It struck me the other day that we are fighting against a critical shift in the definition of the political spectrum -- a shift that threatens to undermine 70 years of progress. Until Reagan, the New Deal (and Great Society) were considered the unassailable, consensus center of the political spectrum. The moderate left wanted to expand the New Deal to include, e.g., health care and rights (completion of the Civil Rights movement, women's rights, gay rights). The "far left" only grew to be a force briefly, when the anti-Vietnam war movement swelled its ranks in the late '60s and early '70s. (Contrary to mythology, McGovern was hardly a "far left" candidate -- despite the best efforts of the purveyors of the "conventional wisdom" that the "lesson of McGovern" is not to go "left.")
Until the late '70s, The Consensus Center even included Republicans, who as Krugman points out in Conscience of a Liberal, had stopped their war against the New Deal by the Eisenhower administration, and even Nixon, for all his evil paranoia, accepted and expanded (or at least didn't fight), e.g., the EPA.
The spectrum therefore looked like this:
Far right: Kill the New Deal
Moderate right: Accept the New Deal; perhaps lower taxes
Center: Accept the New Deal with incremental improvements
Moderate Left: Push for greater expansion of the New Deal.
Far Left: (Actual) Socialism
For 40 years there has been a relentless campaign to redefine the consensus center -- to delegitimize the central concept of the New Deal -- that government can play a central role in improving everyone's life. The driving forces behind this were movement conservatism and its exploitation of racism, and now nativism, to create the perception that government was only helping the "others."
Deliberate creation of deficits then provided a rationale for "serious" people to thoughtfully stroke their chins and "realize" that we just can't afford the New Deal and Great Society anymore.
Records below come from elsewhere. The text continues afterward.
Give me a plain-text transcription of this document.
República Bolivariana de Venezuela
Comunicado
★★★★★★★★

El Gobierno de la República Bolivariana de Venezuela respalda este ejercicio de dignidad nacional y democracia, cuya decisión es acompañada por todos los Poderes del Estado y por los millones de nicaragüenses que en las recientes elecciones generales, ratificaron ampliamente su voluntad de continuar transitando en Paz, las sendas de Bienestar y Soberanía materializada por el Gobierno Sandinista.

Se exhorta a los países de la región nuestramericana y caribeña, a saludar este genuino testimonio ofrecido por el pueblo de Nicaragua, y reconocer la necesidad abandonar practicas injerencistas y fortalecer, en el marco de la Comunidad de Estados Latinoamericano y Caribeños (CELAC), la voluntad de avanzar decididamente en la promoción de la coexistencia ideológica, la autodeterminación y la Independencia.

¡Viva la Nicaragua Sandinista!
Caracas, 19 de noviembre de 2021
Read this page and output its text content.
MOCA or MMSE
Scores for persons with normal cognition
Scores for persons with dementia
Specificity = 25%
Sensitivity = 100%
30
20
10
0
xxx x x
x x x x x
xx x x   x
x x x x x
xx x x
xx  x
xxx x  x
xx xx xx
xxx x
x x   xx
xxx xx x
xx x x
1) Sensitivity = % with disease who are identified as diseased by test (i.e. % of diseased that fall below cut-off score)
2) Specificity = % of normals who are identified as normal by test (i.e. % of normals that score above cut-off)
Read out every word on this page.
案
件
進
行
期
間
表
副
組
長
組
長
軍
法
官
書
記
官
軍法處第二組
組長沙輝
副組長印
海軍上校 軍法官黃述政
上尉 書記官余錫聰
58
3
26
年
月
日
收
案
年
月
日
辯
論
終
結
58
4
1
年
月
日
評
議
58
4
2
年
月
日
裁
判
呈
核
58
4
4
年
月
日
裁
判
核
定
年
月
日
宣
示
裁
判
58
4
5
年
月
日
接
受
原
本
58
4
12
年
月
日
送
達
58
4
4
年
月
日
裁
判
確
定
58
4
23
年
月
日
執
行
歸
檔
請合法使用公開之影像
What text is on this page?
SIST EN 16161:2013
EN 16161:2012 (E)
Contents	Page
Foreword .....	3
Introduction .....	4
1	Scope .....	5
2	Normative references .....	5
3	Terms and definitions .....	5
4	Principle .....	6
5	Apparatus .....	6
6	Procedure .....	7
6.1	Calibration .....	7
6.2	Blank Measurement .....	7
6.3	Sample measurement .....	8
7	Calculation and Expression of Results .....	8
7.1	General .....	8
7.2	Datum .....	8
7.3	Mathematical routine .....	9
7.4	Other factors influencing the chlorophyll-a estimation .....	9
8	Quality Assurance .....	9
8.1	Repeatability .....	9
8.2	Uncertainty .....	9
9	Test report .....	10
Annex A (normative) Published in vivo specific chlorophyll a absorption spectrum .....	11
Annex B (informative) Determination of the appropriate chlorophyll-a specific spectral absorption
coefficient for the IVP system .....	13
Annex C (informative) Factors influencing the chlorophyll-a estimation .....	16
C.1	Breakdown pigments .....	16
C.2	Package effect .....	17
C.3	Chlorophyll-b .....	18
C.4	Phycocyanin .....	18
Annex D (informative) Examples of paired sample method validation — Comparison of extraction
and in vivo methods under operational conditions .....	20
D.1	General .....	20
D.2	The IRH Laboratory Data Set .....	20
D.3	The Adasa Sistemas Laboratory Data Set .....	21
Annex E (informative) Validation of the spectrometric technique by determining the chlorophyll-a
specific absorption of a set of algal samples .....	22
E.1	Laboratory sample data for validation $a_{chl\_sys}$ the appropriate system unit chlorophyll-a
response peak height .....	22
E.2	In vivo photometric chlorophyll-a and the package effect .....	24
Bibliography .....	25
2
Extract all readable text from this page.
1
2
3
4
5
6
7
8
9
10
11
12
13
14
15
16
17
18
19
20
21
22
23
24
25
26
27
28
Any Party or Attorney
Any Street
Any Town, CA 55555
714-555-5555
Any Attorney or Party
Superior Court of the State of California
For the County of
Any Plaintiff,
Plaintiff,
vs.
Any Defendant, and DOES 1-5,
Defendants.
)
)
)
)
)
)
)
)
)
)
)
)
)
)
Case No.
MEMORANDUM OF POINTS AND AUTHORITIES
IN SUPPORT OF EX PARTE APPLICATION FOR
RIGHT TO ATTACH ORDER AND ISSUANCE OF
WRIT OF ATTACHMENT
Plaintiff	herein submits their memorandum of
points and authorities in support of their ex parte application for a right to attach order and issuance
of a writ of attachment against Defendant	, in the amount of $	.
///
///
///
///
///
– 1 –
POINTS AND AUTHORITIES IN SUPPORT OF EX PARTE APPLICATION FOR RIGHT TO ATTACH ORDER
The villains here are not primarily the right wing ideologues, but those considered to be on the "moderate left," led by Thomas Friedman. (That's why Atrios was right in ranking Friedman No. 1 on his "wanker" list.)
This has led to the dangerous situation now, in which maintaining the basic protections of the New Deal and Great Society like Social Security, Medicare and Medicaid is now considered to be the "left" position. The thoughtful chin-strokers have anointed Simpson-Bowles as the paradigm of the "Center," and the moderate right has been swallowed up by the far right in the form of the Ryan Budget.
The Spectrum now is dangerously close to this:
Far Right: Kill the New Deal (Ryan Budget)
Moderate right: See far right, above
Center: Slowly strangle the New Deal (Simpson Bowles)
Moderate Left: Preserve the New Deal (Obama Budget)
Progressive Left: Expand the New Deal (Congressional Progressive Caucus Budget)
Far Left: Who?
Polls show that by large margins, people believe in left and moderate left policies (more progressive taxation, like the Buffet Rule and maintenance and expansion of social security, medicare and medicaid). However, the relentless propaganda of Fox et al. causes voter confusion as to who stands for those policies. Thus, we saw the 2010 spectacle of people voting in a Tea Party Congress based in large part on non-stop ads screaming that the Democrats had "cut $500B from Medicare," and immediately thereafter, that Congress voting (via the Ryan Plan) to eviscerate Medicare.
Sadly, Obama has flirted with the moderate right by appointing the Simpson Bowles commission and proposing the Medicare/Social Security threatening "Grand Bargain." But now he is asserting the moderate left position by pushing the Buffet Rule and at least using left populist rhetoric.
It's up to us to push back against this poisonous re-alignment, in which the policies we have enjoyed and were inviolate for 70 years are now characterized as "left."